- Poster
- Directed by: T. P. Sundaram
- Produced by: T. P. Sundaram
- Starring: Dara Singh Anwar Hussain Bhagwan G. Ratna Padma Khanna
- Cinematography: M. Krishnasamy
- Edited by: Joshi M. S. Parthasarathy
- Music by: Usha Khanna
- Production company: Cauvery Productions
- Release date: 1967;
- Running time: 150 minutes
- Country: India
- Language: Hindi

= Chand Par Chadayee =

1967 film by T. P. Sundaram

Chand Par Chadayee (Trip to Moon) is a 1967 Indian Hindi-language science fiction film produced and directed by T. P. Sundaram.
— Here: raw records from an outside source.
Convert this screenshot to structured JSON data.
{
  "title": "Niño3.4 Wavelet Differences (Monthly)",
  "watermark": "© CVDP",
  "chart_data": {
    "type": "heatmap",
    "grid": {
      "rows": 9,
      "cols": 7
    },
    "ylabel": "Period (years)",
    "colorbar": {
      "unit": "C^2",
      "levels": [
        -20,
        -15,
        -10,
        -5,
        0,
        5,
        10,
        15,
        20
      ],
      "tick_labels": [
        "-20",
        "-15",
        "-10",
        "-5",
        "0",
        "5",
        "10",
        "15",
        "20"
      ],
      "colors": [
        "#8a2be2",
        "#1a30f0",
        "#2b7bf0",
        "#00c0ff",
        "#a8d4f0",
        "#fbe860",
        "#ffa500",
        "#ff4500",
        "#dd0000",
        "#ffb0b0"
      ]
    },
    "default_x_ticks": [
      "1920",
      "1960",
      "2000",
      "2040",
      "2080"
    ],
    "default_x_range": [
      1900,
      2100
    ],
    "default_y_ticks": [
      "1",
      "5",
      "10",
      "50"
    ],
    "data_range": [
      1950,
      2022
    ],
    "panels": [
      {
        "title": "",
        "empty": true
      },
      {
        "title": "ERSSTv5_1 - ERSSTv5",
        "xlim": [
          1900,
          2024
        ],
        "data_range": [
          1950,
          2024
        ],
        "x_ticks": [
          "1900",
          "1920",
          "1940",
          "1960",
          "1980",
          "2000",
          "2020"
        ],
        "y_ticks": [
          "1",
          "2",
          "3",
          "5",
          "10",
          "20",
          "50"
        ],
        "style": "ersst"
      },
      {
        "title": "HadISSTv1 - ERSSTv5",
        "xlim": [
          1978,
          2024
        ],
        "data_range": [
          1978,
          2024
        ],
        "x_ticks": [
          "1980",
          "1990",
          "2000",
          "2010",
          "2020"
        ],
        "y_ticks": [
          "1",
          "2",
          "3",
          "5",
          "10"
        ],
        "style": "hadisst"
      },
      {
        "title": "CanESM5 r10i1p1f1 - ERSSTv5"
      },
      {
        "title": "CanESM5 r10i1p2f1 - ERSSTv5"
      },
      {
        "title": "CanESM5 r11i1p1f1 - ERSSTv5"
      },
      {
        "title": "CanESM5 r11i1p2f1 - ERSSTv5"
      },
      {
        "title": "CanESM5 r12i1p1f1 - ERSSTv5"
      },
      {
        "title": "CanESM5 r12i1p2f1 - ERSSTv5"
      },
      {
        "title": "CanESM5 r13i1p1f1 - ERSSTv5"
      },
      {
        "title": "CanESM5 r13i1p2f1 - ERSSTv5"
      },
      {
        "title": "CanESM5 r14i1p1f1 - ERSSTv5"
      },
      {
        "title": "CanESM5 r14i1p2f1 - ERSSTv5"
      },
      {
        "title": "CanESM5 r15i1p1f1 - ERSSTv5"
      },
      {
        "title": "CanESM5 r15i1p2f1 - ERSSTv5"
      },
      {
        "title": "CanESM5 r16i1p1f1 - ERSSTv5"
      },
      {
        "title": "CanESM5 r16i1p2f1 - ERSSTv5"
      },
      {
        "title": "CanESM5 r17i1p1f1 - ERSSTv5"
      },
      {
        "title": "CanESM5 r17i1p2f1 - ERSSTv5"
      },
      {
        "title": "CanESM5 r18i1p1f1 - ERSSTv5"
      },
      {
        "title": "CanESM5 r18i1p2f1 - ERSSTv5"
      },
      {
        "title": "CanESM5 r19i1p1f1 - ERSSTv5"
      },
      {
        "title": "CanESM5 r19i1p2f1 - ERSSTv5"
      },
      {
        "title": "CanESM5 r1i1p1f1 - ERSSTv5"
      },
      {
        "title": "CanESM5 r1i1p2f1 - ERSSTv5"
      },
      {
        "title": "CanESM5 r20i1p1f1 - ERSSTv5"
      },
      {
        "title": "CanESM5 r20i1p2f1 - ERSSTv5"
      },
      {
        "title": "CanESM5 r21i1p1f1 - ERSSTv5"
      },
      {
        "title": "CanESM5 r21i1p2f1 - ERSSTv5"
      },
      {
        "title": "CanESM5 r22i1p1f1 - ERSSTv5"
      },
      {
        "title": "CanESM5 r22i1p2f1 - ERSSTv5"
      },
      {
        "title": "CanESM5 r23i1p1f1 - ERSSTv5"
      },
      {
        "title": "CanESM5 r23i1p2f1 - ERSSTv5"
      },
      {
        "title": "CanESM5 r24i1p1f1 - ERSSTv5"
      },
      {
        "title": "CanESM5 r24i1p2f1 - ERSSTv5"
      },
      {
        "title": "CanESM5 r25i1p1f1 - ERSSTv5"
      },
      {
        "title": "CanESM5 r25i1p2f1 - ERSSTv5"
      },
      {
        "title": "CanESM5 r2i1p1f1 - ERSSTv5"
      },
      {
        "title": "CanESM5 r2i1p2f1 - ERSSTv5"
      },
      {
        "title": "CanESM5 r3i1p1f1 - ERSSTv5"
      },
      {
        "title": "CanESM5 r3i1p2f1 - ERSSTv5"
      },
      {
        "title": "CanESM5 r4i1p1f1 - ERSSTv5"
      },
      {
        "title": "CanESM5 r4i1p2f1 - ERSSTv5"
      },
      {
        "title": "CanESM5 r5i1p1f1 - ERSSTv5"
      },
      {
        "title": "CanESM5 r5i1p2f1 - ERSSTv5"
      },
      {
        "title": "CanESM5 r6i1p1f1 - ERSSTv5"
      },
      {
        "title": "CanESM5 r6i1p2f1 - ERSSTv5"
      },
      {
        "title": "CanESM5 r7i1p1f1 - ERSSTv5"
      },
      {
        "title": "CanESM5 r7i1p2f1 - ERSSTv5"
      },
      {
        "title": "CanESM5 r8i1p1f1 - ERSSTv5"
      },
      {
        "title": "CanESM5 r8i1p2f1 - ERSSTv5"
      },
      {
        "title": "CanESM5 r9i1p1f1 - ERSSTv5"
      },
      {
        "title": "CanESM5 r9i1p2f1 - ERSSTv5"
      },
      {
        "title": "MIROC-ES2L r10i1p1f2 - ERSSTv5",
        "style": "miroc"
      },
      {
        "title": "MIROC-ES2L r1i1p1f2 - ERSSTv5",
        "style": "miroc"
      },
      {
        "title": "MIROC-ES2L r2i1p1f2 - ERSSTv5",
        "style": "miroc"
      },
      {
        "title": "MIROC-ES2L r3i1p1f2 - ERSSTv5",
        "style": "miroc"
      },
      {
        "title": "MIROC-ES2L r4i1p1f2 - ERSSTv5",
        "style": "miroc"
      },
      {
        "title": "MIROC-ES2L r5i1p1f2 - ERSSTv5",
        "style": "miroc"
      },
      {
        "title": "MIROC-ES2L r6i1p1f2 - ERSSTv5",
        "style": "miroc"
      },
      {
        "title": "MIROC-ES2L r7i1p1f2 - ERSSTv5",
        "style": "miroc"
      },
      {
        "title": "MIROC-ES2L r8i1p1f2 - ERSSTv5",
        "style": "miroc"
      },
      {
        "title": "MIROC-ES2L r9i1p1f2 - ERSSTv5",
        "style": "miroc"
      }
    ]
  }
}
The film stars Dara Singh, Anwar Hussain, Bhagwan, G. Ratna and Padma Khanna.

== Plot ==
After landing on the Moon, the astronaut Anand and his associate Bhagu face off against many warriors and monsters from another planet.

== Cast ==
- Dara Singh as Anand
- Anwar Hussain as Barahatu
- Bhagwan as Bhagu
- G. Ratna as Shimoga
- Padma Khanna as Simi

== Production ==
Chand Par Chadayee was directed by T. P. Sundaram, who also produced it under Cauvery Productions. Cinematography was handled by M. Krishnasamy, and the editing by Joshi and M. S. Parthasarathy. The writer of the film is not credited onscreen, while Balakrishna Monj wrote the dialogues.

== Soundtrack ==
The soundtrack was composed by Usha Khanna, while S. H. Bihari and Asad Bhopali were lyricists.